Les médias occidentaux ont martyrisé nos tympans entre mercredi et vendredi (15-17 avril 2020) avec leurs commentaires sur un allègement de la dette des pays pauvres par le G20. Et cela afin de leur permettre de faire face au COVID-19.
Et pourtant, il n’y a pas de quoi se réjouir d’une telle décision parce que la dette est une question scandaleuse car contractée et utilisée aux dépens des peuples, notamment en Afrique. Sans compter qu’un allègement est juste une fuite en avant puisqu’il faudra saigner nos économies pour payer des intérêts cumulés. Et pour une fois, la meilleure solution pour nous autres Africains ont été proposée par Emmanuel Macron de la France : l’annulation pure et simple de la dette !
« L’essentiel dans la vie est quand même d’abord de ne point mourir » ! C’est l’adage rappelé par Tidjane Thiam qui était l’invité de RFI dans la matinée du jeudi 16 avril 2020. Face à la pandémie du coronavirus, l’Union africaine (UA) cherche donc à aider les Etats membres à mieux protéger leurs citoyens. Et à défaut de ressources propres à allouer comme appuis, elle a mené le plaidoyer et le lobbying auprès des créanciers des pays africains à réaménager leurs dettes afin de leur avoir un fonds de trésorerie pour faire face à la prise en charge des malades et aux conséquences dramatiques de cette pandémie qui fait trembler le monde entier.
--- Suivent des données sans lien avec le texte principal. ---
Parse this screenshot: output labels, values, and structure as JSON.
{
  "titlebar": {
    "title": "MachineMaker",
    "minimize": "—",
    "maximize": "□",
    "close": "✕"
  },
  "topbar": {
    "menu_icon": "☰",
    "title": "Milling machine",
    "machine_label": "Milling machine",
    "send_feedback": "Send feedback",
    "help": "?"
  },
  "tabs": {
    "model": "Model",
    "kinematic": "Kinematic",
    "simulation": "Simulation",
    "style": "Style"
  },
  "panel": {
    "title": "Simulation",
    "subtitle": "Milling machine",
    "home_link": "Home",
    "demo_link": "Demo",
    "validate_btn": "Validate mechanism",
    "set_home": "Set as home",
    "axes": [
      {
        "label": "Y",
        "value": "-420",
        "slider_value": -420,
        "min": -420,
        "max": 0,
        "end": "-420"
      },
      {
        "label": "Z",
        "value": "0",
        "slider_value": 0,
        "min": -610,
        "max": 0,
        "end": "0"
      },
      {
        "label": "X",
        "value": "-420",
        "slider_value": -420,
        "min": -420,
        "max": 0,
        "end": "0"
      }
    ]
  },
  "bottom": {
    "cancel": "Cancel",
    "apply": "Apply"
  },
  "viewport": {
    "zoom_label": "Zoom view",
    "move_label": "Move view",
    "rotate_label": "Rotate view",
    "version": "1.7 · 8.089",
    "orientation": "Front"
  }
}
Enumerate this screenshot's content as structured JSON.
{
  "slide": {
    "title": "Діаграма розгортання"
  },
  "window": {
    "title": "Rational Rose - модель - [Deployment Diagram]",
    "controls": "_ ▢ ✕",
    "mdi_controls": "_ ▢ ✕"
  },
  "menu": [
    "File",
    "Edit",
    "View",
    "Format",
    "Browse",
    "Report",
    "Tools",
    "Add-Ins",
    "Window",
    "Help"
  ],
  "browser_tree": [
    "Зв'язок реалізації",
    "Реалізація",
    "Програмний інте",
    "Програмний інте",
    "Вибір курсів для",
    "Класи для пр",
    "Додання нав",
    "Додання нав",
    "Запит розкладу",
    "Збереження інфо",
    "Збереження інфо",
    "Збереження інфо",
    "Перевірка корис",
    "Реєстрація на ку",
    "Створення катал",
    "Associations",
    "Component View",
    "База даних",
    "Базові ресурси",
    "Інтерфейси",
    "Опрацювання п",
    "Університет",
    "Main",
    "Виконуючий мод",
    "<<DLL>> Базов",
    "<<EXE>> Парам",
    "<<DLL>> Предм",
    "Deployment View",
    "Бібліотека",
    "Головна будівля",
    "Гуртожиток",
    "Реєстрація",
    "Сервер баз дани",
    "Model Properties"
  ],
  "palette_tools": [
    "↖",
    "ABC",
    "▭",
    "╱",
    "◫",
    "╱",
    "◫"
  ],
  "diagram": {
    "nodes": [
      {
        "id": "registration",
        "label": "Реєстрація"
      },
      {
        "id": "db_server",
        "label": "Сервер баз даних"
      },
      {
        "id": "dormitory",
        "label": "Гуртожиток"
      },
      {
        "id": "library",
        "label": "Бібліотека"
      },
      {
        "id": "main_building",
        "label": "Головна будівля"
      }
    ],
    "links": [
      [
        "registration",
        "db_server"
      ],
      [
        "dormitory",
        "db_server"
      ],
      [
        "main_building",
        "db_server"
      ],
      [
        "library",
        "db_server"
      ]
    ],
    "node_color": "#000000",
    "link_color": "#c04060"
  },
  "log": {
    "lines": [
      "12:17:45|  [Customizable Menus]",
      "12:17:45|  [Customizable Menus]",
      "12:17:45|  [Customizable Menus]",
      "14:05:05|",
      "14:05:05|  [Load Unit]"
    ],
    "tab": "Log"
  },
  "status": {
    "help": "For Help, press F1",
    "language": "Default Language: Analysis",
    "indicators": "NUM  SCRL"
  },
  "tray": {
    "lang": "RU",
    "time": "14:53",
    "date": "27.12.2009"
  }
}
C’est ainsi que le président en exercice de l’UA, le Sud-Africain Cyril Ramaphosa, a nommé « quatre mousquetaires » pour négocier un réaménagement de la dette africaine auprès des grandes puissances. Ancien ministre ivoirien du Plan, ancien Directeur général de l’assureur britannique Prudential, puis du Crédit suisse, Tidjane Thiam est l’un de ses mousquetaires.
C’est ainsi que le G20 a annoncé mercredi dernier (15 avril 2020) la suspension du paiement de la dette des pays les plus pauvres. Ce que certains spécialistes de la finance publique analysent comme « un premier répit bienvenu pour les bénéficiaires… une première étape pour alléger le fardeau de la dette ». Un avis partagé par Tidjane Thiam sur les ondes de RFI. « Cette année quelque chose comme 44 milliards d’intérêts et une grosse partie va être reportée. Ce sont des sommes très significatives et à la mesure du choc économique que subissent les économies africaines », a rappelé cette grande figure de la finance internationale.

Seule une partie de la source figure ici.